Invest in Quality Bedding

A proper mattress and pillow are game-changers for a good night’s sleep. Studies show that a mattress should be replaced every 8 years, and it’s important to pick one that supports your body’s weight while remaining comfortable. When it comes to pillows, a high-quality one that supports your neck is a must—avoid those that tilt your head too far forward, as they can cause discomfort.

The right blanket can also impact your sleep. Athletes prefer microfiber blankets because they adjust to your body temperature, keeping you comfortable throughout the night.


Darkness is Key

Your body’s internal clock, which regulates your sleep-wake cycle, is heavily influenced by light.
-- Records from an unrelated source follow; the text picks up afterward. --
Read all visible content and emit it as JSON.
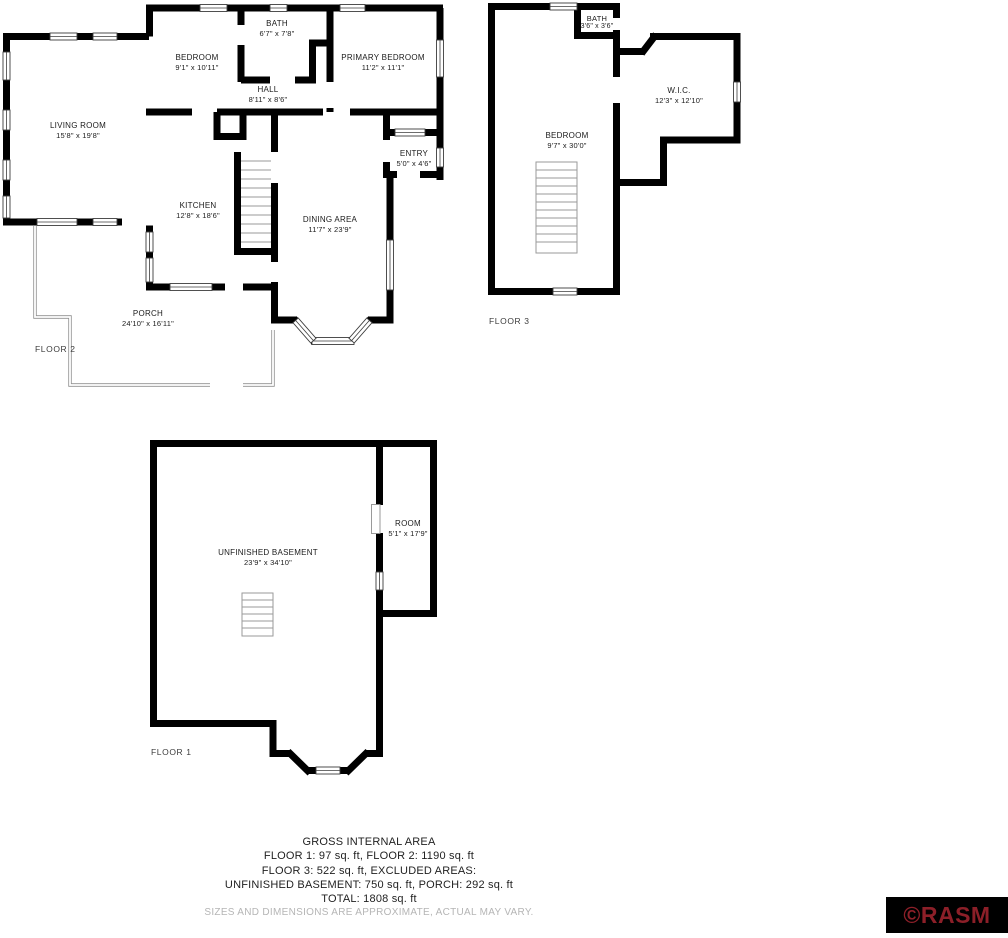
{
  "floors": {
    "floor2": {
      "label": "FLOOR 2",
      "rooms": {
        "living_room": {
          "name": "LIVING ROOM",
          "dims": "15'8\" x 19'8\""
        },
        "bedroom": {
          "name": "BEDROOM",
          "dims": "9'1\" x 10'11\""
        },
        "bath": {
          "name": "BATH",
          "dims": "6'7\" x 7'8\""
        },
        "hall": {
          "name": "HALL",
          "dims": "8'11\" x 8'6\""
        },
        "primary_bedroom": {
          "name": "PRIMARY BEDROOM",
          "dims": "11'2\" x 11'1\""
        },
        "entry": {
          "name": "ENTRY",
          "dims": "5'0\" x 4'6\""
        },
        "kitchen": {
          "name": "KITCHEN",
          "dims": "12'8\" x 18'6\""
        },
        "dining_area": {
          "name": "DINING AREA",
          "dims": "11'7\" x 23'9\""
        },
        "porch": {
          "name": "PORCH",
          "dims": "24'10\" x 16'11\""
        }
      }
    },
    "floor3": {
      "label": "FLOOR 3",
      "rooms": {
        "bath": {
          "name": "BATH",
          "dims": "3'6\" x 3'6\""
        },
        "bedroom": {
          "name": "BEDROOM",
          "dims": "9'7\" x 30'0\""
        },
        "wic": {
          "name": "W.I.C.",
          "dims": "12'3\" x 12'10\""
        }
      }
    },
    "floor1": {
      "label": "FLOOR 1",
      "rooms": {
        "unfinished_basement": {
          "name": "UNFINISHED BASEMENT",
          "dims": "23'9\" x 34'10\""
        },
        "room": {
          "name": "ROOM",
          "dims": "5'1\" x 17'9\""
        }
      }
    }
  },
  "summary": {
    "title": "GROSS INTERNAL AREA",
    "line2": "FLOOR 1: 97 sq. ft, FLOOR 2: 1190 sq. ft",
    "line3": "FLOOR 3: 522 sq. ft, EXCLUDED AREAS:",
    "line4": "UNFINISHED BASEMENT: 750 sq. ft, PORCH: 292 sq. ft",
    "line5": "TOTAL: 1808 sq. ft",
    "disclaimer": "SIZES AND DIMENSIONS ARE APPROXIMATE, ACTUAL MAY VARY."
  },
  "watermark": {
    "text": "©RASM",
    "color": "#8C1F28",
    "background": "#000000"
  },
  "colors": {
    "walls": "#000000",
    "porch_outline": "#8f8f8f",
    "stairs": "#9a9a9a",
    "disclaimer_text": "#b5b5b5"
  }
}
Research from the National Sleep Foundation suggests that even small amounts of light can interrupt sleep by blocking melatonin, a hormone that promotes restful sleep.

To mimic the sleep environment athletes use, ensure your room is as dark as possible. Close the curtains, turn off lights, and cover any glowing electronic displays that might disrupt your sleep.


Eat the Right Foods Before Bed

Athletes know that what they eat affects their sleep. Certain foods can enhance the quality of your sleep by lowering your body temperature and promoting relaxation. For example, almonds are packed with magnesium, which helps muscles relax. Similarly, walnuts contain omega-3 fatty acids that boost serotonin production, promoting better sleep.

Other great options include a cup of chamomile tea, a few slices of kiwi, or a small bowl of rice. All of these foods are proven to help you drift off to sleep faster and enjoy a deeper slumber.


Block Out Noise

Even the smallest noises can disrupt your sleep and affect your energy levels the next day. Athletes often use earplugs to block out ambient noise and ensure uninterrupted sleep. If you’re sensitive to sound, opt for earplugs with a high noise reduction rating—the higher the rating, the better the earplugs will block out sounds. A rating of 39 decibels can ensure that you sleep like a rock, even in noisy environments.


Manage Stress for Better Sleep

Stress is one of the biggest barriers to achieving quality sleep. No matter how comfortable your bed is, if you’re feeling stressed or anxious, falling asleep will be a struggle. One effective technique that athletes use is meditation. Many top athletes, including LeBron James and Kobe Bryant, swear by meditation for clearing their minds and preparing for a peaceful night’s rest. To try it for yourself, download a meditation app and follow guided instructions to unwind before bed. Not only will this help you sleep better, but it will also boost your overall productivity the next day.